As nearly half of Mexico’s states prepare to hold local elections on Sunday, the outbreak of violence has proved an embarrassment for the new government of President Enrique Peña Nieto, who has promised to control violence and has sought to portray the country as on the mend from wanton killings.

While the Peña Nieto administration promised to take steps to protect voters, opposition leaders have called on the president to put the army in the streets in some states to ensure peaceful voting proceedings, a common practice here.

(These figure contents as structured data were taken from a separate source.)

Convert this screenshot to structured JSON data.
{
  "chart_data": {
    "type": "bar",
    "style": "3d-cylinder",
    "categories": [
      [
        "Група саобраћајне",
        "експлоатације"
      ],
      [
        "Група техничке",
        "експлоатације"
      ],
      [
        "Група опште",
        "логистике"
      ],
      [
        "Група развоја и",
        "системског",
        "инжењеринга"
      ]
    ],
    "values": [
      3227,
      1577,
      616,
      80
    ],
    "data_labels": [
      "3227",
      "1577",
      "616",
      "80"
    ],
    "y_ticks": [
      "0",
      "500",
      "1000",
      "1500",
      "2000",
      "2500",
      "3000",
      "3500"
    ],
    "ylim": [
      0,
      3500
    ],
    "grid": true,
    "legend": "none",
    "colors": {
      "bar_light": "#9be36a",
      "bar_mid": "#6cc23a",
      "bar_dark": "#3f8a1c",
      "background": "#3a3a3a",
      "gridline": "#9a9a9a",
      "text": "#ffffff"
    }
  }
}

“We are in the midst of the most violent elections in our history,” said José María Martínez, a member of a conservative-leaning opposition party and president of the special electoral commission of the Senate. “This is not the country that any Mexican deserves.” {snip}

The motives for many of these attacks, from which no major party has been spared, remain unclear. Local investigations of crimes, even killings, are notoriously haphazard and thin.

{snip} Last month, Nicolás Estrada Merino, leader of a state branch of the leftist Party of the Democratic Revolution, was found shot to death in a sugarcane field in the southern state of Oaxaca. Isaac López Rojas, a candidate for deputy mayor from the small, leftist Cardenista Party in the coastal state of Veracruz, was kidnapped and killed, also in June. A few days earlier, in the border state of Chihuahua, a mayoral candidate from the governing Institutional Revolutionary Party, Jaime Orozco Madrigal, was found dead after being forcefully taken from his house.

Newspapers have reported a number of candidates dropping their campaigns out of fear, and news channels have featured interviews with bloodied and bruised party members speaking after unexplained attacks.